Thursday, 29 October 2009


"We think back through our mothers, if we are women"
-Virginia Woolf, A room of ones own

Today Radio 4 Woman's Hour, which often tickles my ever so geekish, yet feminine fancies, hosted a special programme on fashion. Fantastique! A number of thrilling subjects were broached, each of which Im sure I will regurgitate in my own inadequate way at some later point on this blog.

What really struck me about the program, was a theme which each of the guests kept returning to: their mothers. Justine somebody, who has written (one of the many) biographies of Coco Chanel, said that she thought fashion was so popular because it relates to our 'eternal search to understand your mother'. This idea really hit home for me.

It is not exaggeration to state that the way I remember is through clothes. Clothing for me is a sensory experience and nothing brings back the sensation of being a littl'un quite like the memory of watching my mother get dressed for a night out with my dad. I can hear the brush comb through her hair, feel the red velvet jacket and smell the chanel no 5. Its an almost unsettlingly powerful memory.

I wonder then, if the fact that many women turn to fashion as a means through which to 'understand their mothers' could in fact be read as our attempt to understand femininity in general. I think it might. T B C.

Saturday, 24 October 2009


I read recently an angry piece of writing in the observer magazine, which lamented the release of the 'American Fashion Cookbook'. The writer, yummy-mummy Rachel Cooke, argued that the fashion industry had no right to be simultaneously sending 'starving girls' down the catwalk whilst crystallising their love for cakes and treats in this book (which includes a collection of recipes from US designers such as Caroline Hererra and Izaac Mizrahi).

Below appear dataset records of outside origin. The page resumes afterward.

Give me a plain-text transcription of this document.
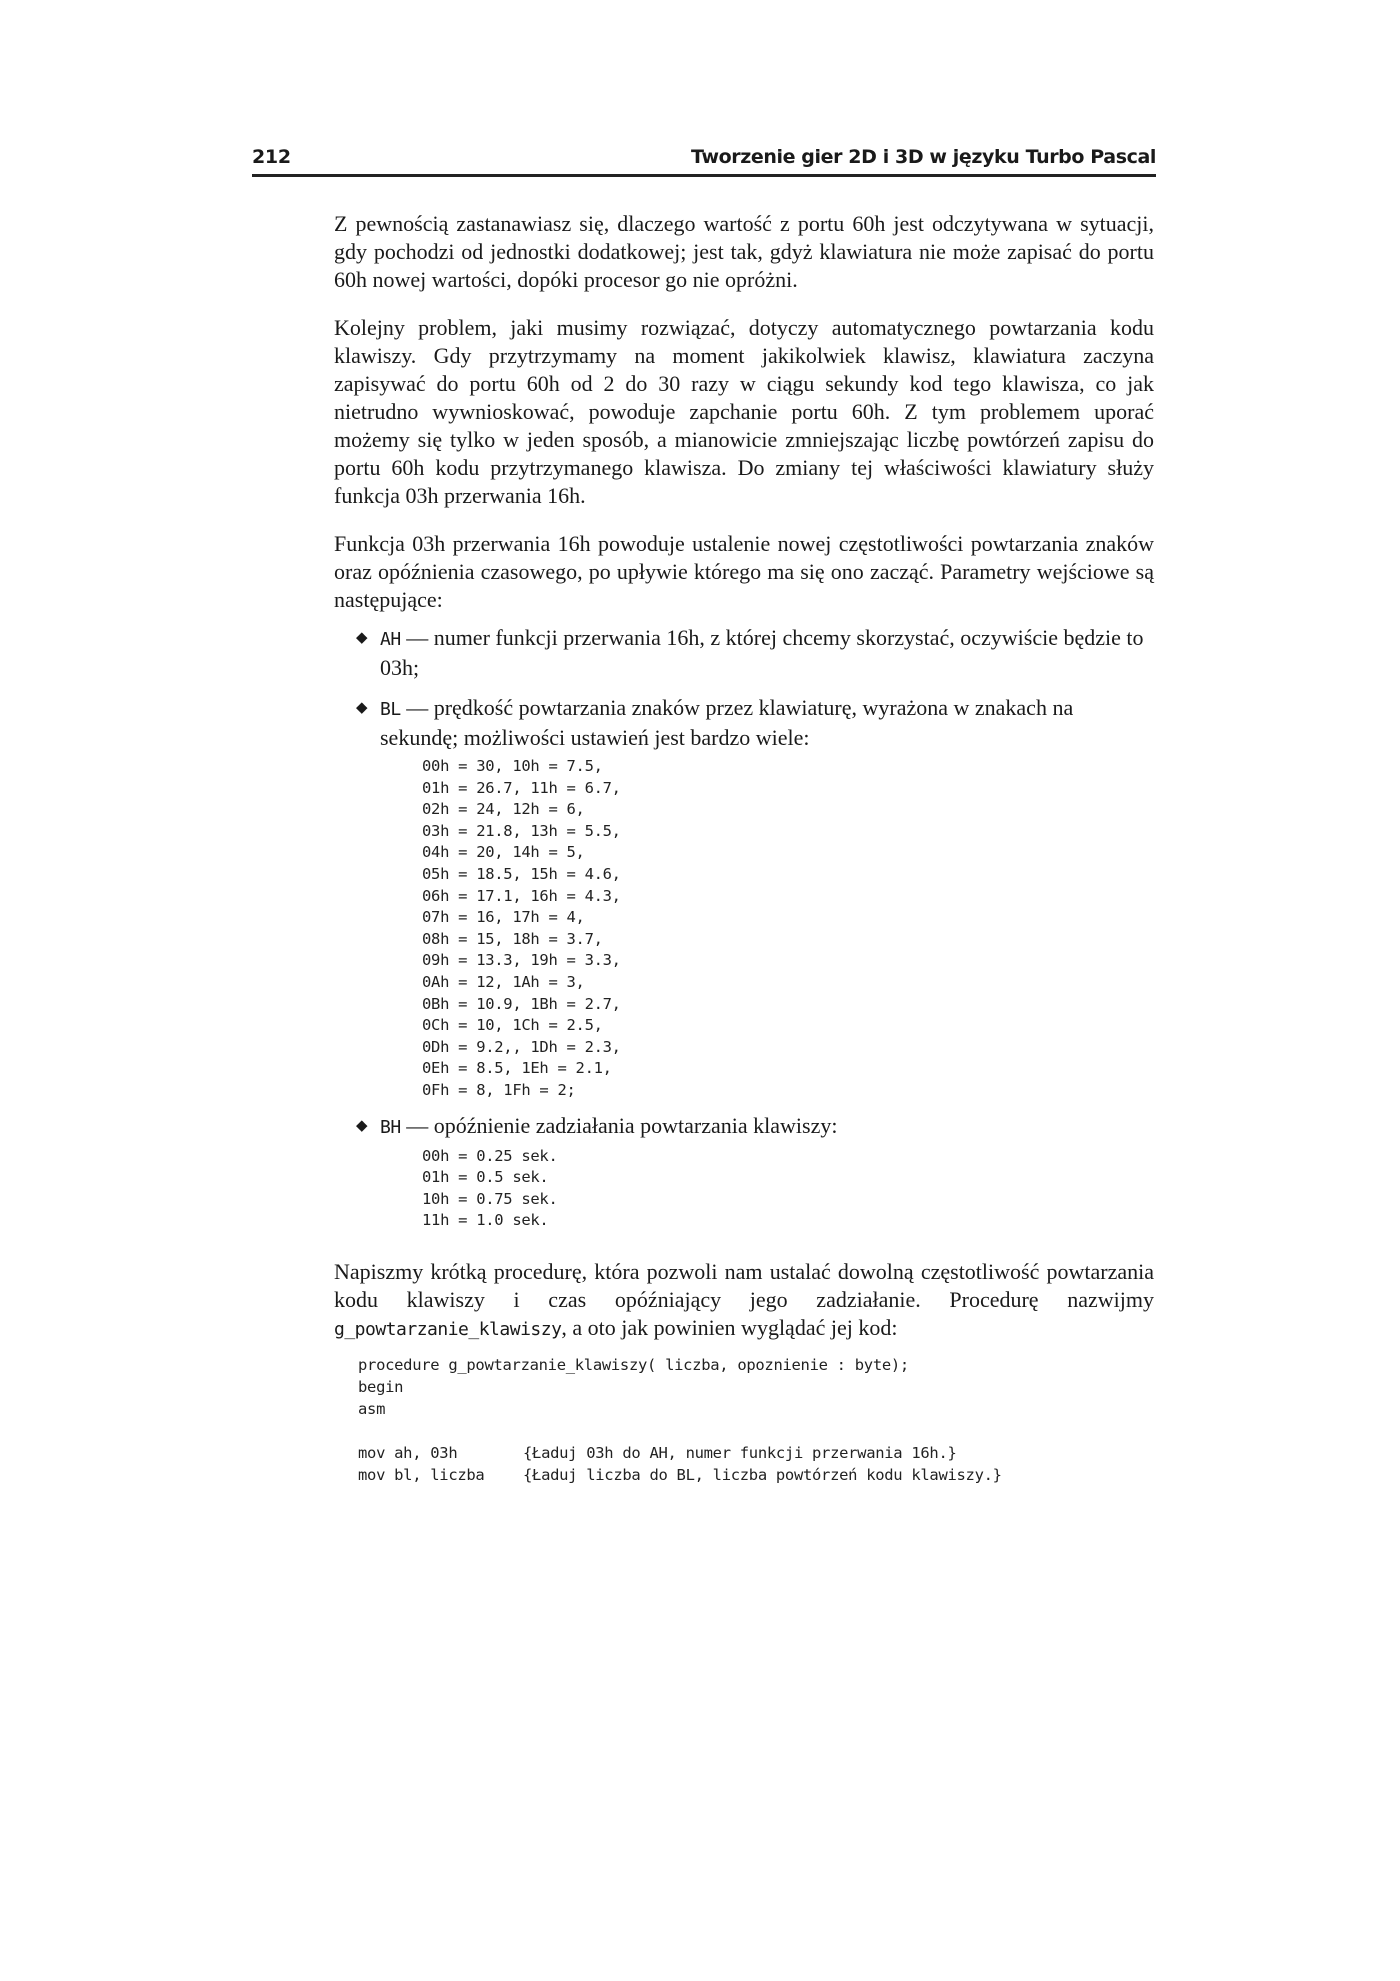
212	Tworzenie gier 2D i 3D w języku Turbo Pascal

Z pewnością zastanawiasz się, dlaczego wartość z portu 60h jest odczytywana w sytuacji, gdy pochodzi od jednostki dodatkowej; jest tak, gdyż klawiatura nie może zapisać do portu 60h nowej wartości, dopóki procesor go nie opróżni.

Kolejny problem, jaki musimy rozwiązać, dotyczy automatycznego powtarzania kodu klawiszy. Gdy przytrzymamy na moment jakikolwiek klawisz, klawiatura zaczyna zapisywać do portu 60h od 2 do 30 razy w ciągu sekundy kod tego klawisza, co jak nietrudno wywnioskować, powoduje zapchanie portu 60h. Z tym problemem uporać możemy się tylko w jeden sposób, a mianowicie zmniejszając liczbę powtórzeń zapisu do portu 60h kodu przytrzymanego klawisza. Do zmiany tej właściwości klawiatury służy funkcja 03h przerwania 16h.

Funkcja 03h przerwania 16h powoduje ustalenie nowej częstotliwości powtarzania znaków oraz opóźnienia czasowego, po upływie którego ma się ono zacząć. Parametry wejściowe są następujące:

◆ AH — numer funkcji przerwania 16h, z której chcemy skorzystać, oczywiście będzie to 03h;
◆ BL — prędkość powtarzania znaków przez klawiaturę, wyrażona w znakach na sekundę; możliwości ustawień jest bardzo wiele:
00h = 30, 10h = 7.5,
01h = 26.7, 11h = 6.7,
02h = 24, 12h = 6,
03h = 21.8, 13h = 5.5,
04h = 20, 14h = 5,
05h = 18.5, 15h = 4.6,
06h = 17.1, 16h = 4.3,
07h = 16, 17h = 4,
08h = 15, 18h = 3.7,
09h = 13.3, 19h = 3.3,
0Ah = 12, 1Ah = 3,
0Bh = 10.9, 1Bh = 2.7,
0Ch = 10, 1Ch = 2.5,
0Dh = 9.2,, 1Dh = 2.3,
0Eh = 8.5, 1Eh = 2.1,
0Fh = 8, 1Fh = 2;
◆ BH — opóźnienie zadziałania powtarzania klawiszy:
00h = 0.25 sek.
01h = 0.5 sek.
10h = 0.75 sek.
11h = 1.0 sek.

Napiszmy krótką procedurę, która pozwoli nam ustalać dowolną częstotliwość powtarzania kodu klawiszy i czas opóźniający jego zadziałanie. Procedurę nazwijmy g_powtarzanie_klawiszy, a oto jak powinien wyglądać jej kod:

procedure g_powtarzanie_klawiszy( liczba, opoznienie : byte);
begin
asm
mov ah, 03h	{Ładuj 03h do AH, numer funkcji przerwania 16h.}
mov bl, liczba {Ładuj liczba do BL, liczba powtórzeń kodu klawiszy.}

Both industries, cookery and fashion, are towering 'cultures of consumption', which have escalating popularity among the middle classes today. Both carry connotations of luxury; excess; money. The pairing does not seem as unlikely as Cooke proclaims.

But, there is something alarmingly vulgar about this collaboration. Britain's greedy fad for cookery programmes, cookery books and celebrity chefs is far too senseless and lacking in moderation for my delicate fashion disposition. Our industry is more controlled and restrained in it's passions. It doesn't surprise me that the american fashion council have banked in on the rise of the two trends. Cupcake sellers in London have been also doing so for a long time. But I dont think it should be encouraged to develop any further.

No, a designers place is not in the kitchen, but not for any reasons associated with size zero. Rather, us fashion types value a certain subtlety, delicacy and restraint which is incompatible with anything that includes the words 500g butter, eggs, milk and flour.

Friday, 23 October 2009

Leaping tiger

"History is the subject of a construction whose setting is not homogenous, empty time, rather a setting filled by the presence of nowtime. So for Robespierre ancient Rome was a past charged with nowtime. The French Revolution understood itself as the recurrence of Rome. It cited ancient Rome the way fashion cites the dress of the past. Fashion has a sense for the actual present, no matter where it moves in the thickets of the past. It is a tigers leap into the past. Only to find itself in an arena where the ruling class gives the commands."